こんばんわ。神戸の司法書士の塚本です。

少し前に相続手続のご依頼を頂き、戸籍等の収集も完了、以降の相続手続のため、法定相続情報を取得。

その後、確定した相続人の間で遺産についての話し合いをおこなったところ、相続人の中の1名の方が相続放棄の申述をするとの結論に至ったようで、それもお願いします!と追加のご依頼を頂きました。

相続放棄の添付書類

実は今回の相続、被相続人は未婚でお子様も居られず、相続放棄されるのは、被相続人のお兄様のお子様(兄弟姉妹の代襲相続人)。

被相続人の甥っ子です。

この場合の相続放棄の申述には、被相続人の住民票除票(裁判所の管轄)と、先順位の相続人がいないこと(亡くなっていること)を証明する必要があります。

  1. 被相続人の出生~死亡までの全部の戸籍
  2. 被相続人の両親(直系卑属)の死亡の記載がある戸籍
  3. 被相続人の兄の死亡の記載がある戸籍
  4. 相続放棄申述する方の戸籍
戸籍
戸籍謄本・原戸籍

今回のケースではなんと19通もの戸籍の添付が必要になるところ、取得済みの法定相続情報が使えないか、管轄裁判所へ問い合わせてみたところ、

  1. 被相続人の死亡の記載のある戸籍
  2. 相続放棄申述する方の戸籍
  3. 法定相続情報

を添付して下さい!とのこと。法定相続情報は、他に相続人がいないことの証明の代わりにはなるようです。
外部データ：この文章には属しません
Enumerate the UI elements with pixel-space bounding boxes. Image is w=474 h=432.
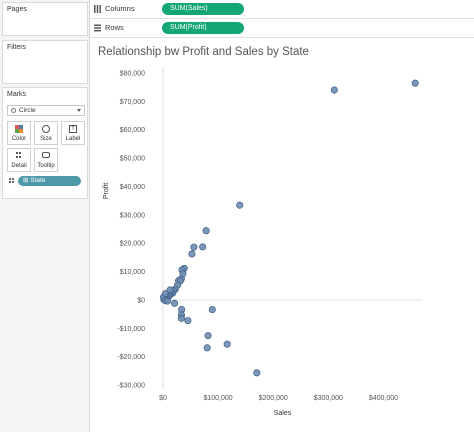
data-point[interactable] <box>411 79 419 87</box>
pages-card[interactable]: Pages <box>2 2 88 36</box>
size-icon <box>42 125 50 133</box>
tooltip-icon <box>42 152 50 158</box>
data-point[interactable] <box>163 297 172 305</box>
y-tick-label: $60,000 <box>120 127 145 134</box>
data-point[interactable] <box>208 306 216 314</box>
detail-icon <box>9 178 14 183</box>
y-tick-label: -$20,000 <box>117 354 145 361</box>
y-tick-label: $10,000 <box>120 269 145 276</box>
data-point[interactable] <box>199 243 207 251</box>
y-tick-label: $0 <box>137 297 145 304</box>
data-point[interactable] <box>171 299 179 307</box>
mark-type-value: Circle <box>19 107 36 114</box>
rows-shelf-label: Rows <box>105 23 124 32</box>
data-point[interactable] <box>190 243 198 251</box>
tooltip-button-label: Tooltip <box>37 163 55 169</box>
x-tick-label: $300,000 <box>314 395 343 402</box>
filters-card-title: Filters <box>7 44 27 51</box>
data-point[interactable] <box>223 340 231 348</box>
size-button-label: Size <box>40 136 52 142</box>
color-palette-icon <box>15 125 23 133</box>
color-button[interactable]: Color <box>7 121 31 145</box>
pages-card-title: Pages <box>7 6 27 13</box>
color-button-label: Color <box>11 136 27 142</box>
data-point[interactable] <box>203 344 211 352</box>
label-icon: T <box>69 125 77 133</box>
data-point[interactable] <box>188 250 196 258</box>
columns-shelf[interactable]: Columns SUM(Sales) <box>90 0 474 19</box>
chart-title: Relationship bw Profit and Sales by Stat… <box>98 46 309 58</box>
viz-area: Relationship bw Profit and Sales by Stat… <box>92 40 474 432</box>
chevron-down-icon <box>77 109 81 112</box>
y-tick-label: $50,000 <box>120 156 145 163</box>
y-tick-label: $70,000 <box>120 99 145 106</box>
data-point[interactable] <box>236 201 244 209</box>
state-pill-label: State <box>30 177 46 184</box>
detail-icon <box>16 152 22 160</box>
x-axis-label: Sales <box>274 410 292 417</box>
tooltip-button[interactable]: Tooltip <box>34 148 58 172</box>
left-pane: Pages Filters Marks Circle Color Size T … <box>0 0 90 432</box>
plus-icon: ⊞ <box>23 177 31 184</box>
label-button[interactable]: T Label <box>61 121 85 145</box>
y-axis-label: Profit <box>103 183 110 199</box>
y-tick-label: $20,000 <box>120 241 145 248</box>
y-tick-label: $40,000 <box>120 184 145 191</box>
data-point[interactable] <box>253 369 261 377</box>
y-tick-label: $30,000 <box>120 212 145 219</box>
data-point[interactable] <box>177 314 185 322</box>
data-point[interactable] <box>161 290 169 298</box>
label-button-label: Label <box>65 136 81 142</box>
circle-icon <box>11 108 16 113</box>
detail-button-label: Detail <box>11 163 27 169</box>
y-tick-label: -$30,000 <box>117 383 145 390</box>
marks-card: Marks Circle Color Size T Label Detail <box>2 87 88 199</box>
columns-shelf-label: Columns <box>105 4 135 13</box>
x-tick-label: $0 <box>159 395 167 402</box>
y-tick-label: -$10,000 <box>117 326 145 333</box>
data-point[interactable] <box>202 227 210 235</box>
rows-icon <box>94 24 101 32</box>
filters-card[interactable]: Filters <box>2 40 88 84</box>
x-tick-label: $200,000 <box>259 395 288 402</box>
mark-type-dropdown[interactable]: Circle <box>7 105 85 116</box>
detail-button[interactable]: Detail <box>7 148 31 172</box>
state-detail-pill[interactable]: ⊞ State <box>18 176 81 186</box>
data-point[interactable] <box>204 332 212 340</box>
x-tick-label: $400,000 <box>369 395 398 402</box>
columns-sales-pill[interactable]: SUM(Sales) <box>162 3 244 15</box>
rows-shelf[interactable]: Rows SUM(Profit) <box>90 19 474 38</box>
y-tick-label: $80,000 <box>120 71 145 78</box>
data-point[interactable] <box>184 317 192 325</box>
marks-card-title: Marks <box>7 91 27 98</box>
x-tick-label: $100,000 <box>204 395 233 402</box>
size-button[interactable]: Size <box>34 121 58 145</box>
data-point[interactable] <box>166 286 174 294</box>
data-point[interactable] <box>330 86 338 94</box>
rows-profit-pill[interactable]: SUM(Profit) <box>162 22 244 34</box>
columns-icon <box>94 5 101 13</box>
scatter-plot[interactable]: -$30,000 -$20,000 -$10,000 $0 $10,000 $20,000… <box>92 40 474 432</box>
せっかく、法務局の職員さんが戸籍を解読し(その前に司法書士が解読してますが)、法定相続人が誰かは証明されているのに、裁判所の職員さんが同じ解読作業をするのは、単なる社会的損失ですよ。

全国の家庭裁判所で同様の運用かはわかりませんが、相続放棄申述にも法定相続情報が使える場合もあるようです。

法定相続情報の制度開始当時は、なかなか使いどころがなかったんですが、徐々にではありますが、法定相続情報の使途が増えているようです。